La asesina de Internet

Bir Naballah, ANSA

 

«No me arrepiento, serví a la causa de mi pueblo» dijo la palestina Amneh Mona Jawad, que sedujo a través de Internet y llevó a la muerte a un israelí, al presentarse en público por primera vez.

La joven, de 24 años, miró hoy con sonrisa desafiante a los fotógrafos israelíes.

La muchacha sedujo por Internet, en Ramallá (Cisjordania), al israelí de 16 años Ofir Nahum, asesinado luego con una ráfaga de arma automática y sepultado en esa misma ciudad.

Mona –una graduada en Ciencias Sociales de la Universidad de Bir Zeit y fotógrafa– está acusada por el tribunal de Jerusalén de haber provocado su muerte.

La acusación, publicada hoy, contiene algunas revelaciones.

Pero los familiares de la mujer explicaron que la acusación se basa en informaciones distorsionadas y anticiparon a ANSA su línea de defensa.

Según la acusación, Amneh estaba entre la multitud que el 12 de octubre asistió al linchamiento en Ramallá de dos soldados israelíes.

Ella fue quien propuso el secuestro de un joven israelí a dos dirigentes locales de al-Fatah, Hassan al-Kadi y Abdel Fattah al-Dola.

Fue incluso ella, según la acusación, quien tuvo que vencer su sorpresa inicial e iniciar la operación.

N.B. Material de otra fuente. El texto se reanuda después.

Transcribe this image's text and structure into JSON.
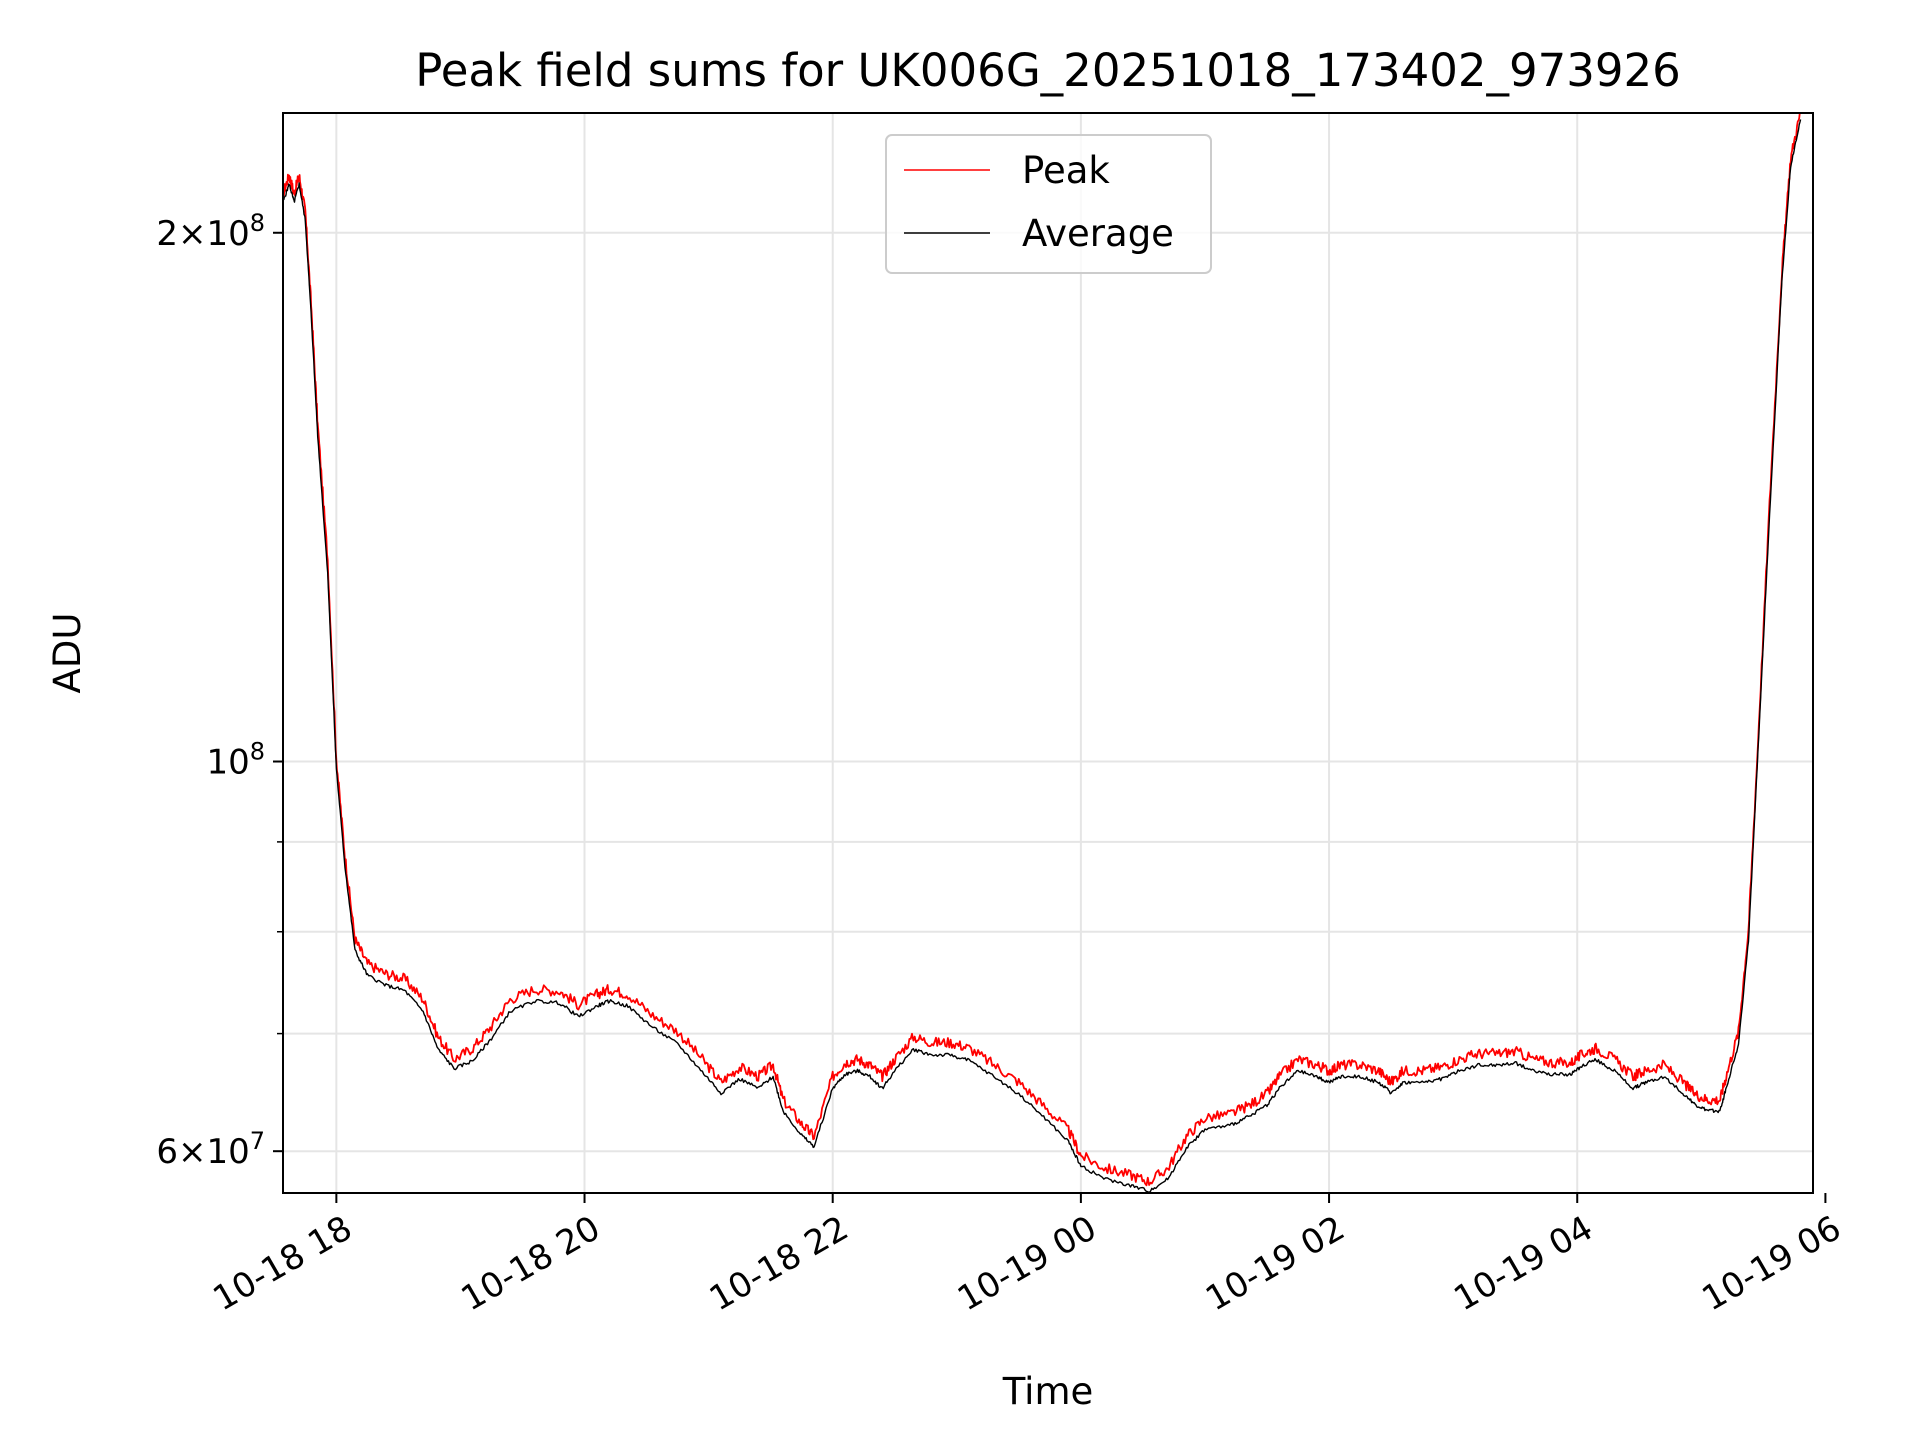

En los primeros días de enero, se encontró tres veces con el joven de Jerusalén, Meir Karni, a quien conoció vía Internet.

Ella se presentó como una judía emigrada de Marruecos pero entre los dos no hubo ninguna corriente de simpatía y la relación se interrumpió.

Entretanto, Amneh había conocido por Internet también a Ofir Nahum, de 16 años, de Ashgelon, al sur de Tel Aviv.

La noche antes de su fatal encuentro del 17 de enero en Jerusalén ella lo llamó por teléfono a su casa, según la acusación, y le prometió que harían el amor.

El fue puntual, ella tardó; lo hizo subir a un taxi y luego pasaron al Ford de al-Kadi.

Cuando el joven comprendió que estaba en una trampa se reveló y fue golpeado.

Tarek Jawad Mona anticipó a ANSA que su hermana se proclamará inocente de la muerte de Ofir.

Su objetivo, según Tarek, era sólo conducirlo a Ramallá y obligar a la madre de Ofir a pedir públicamente la clemencia de los palestinos para su hijo.

El «evento» –sostiene– fue construido a medida por los medios de comunicación para poner en evidencia los sufrimientos de los palestinos.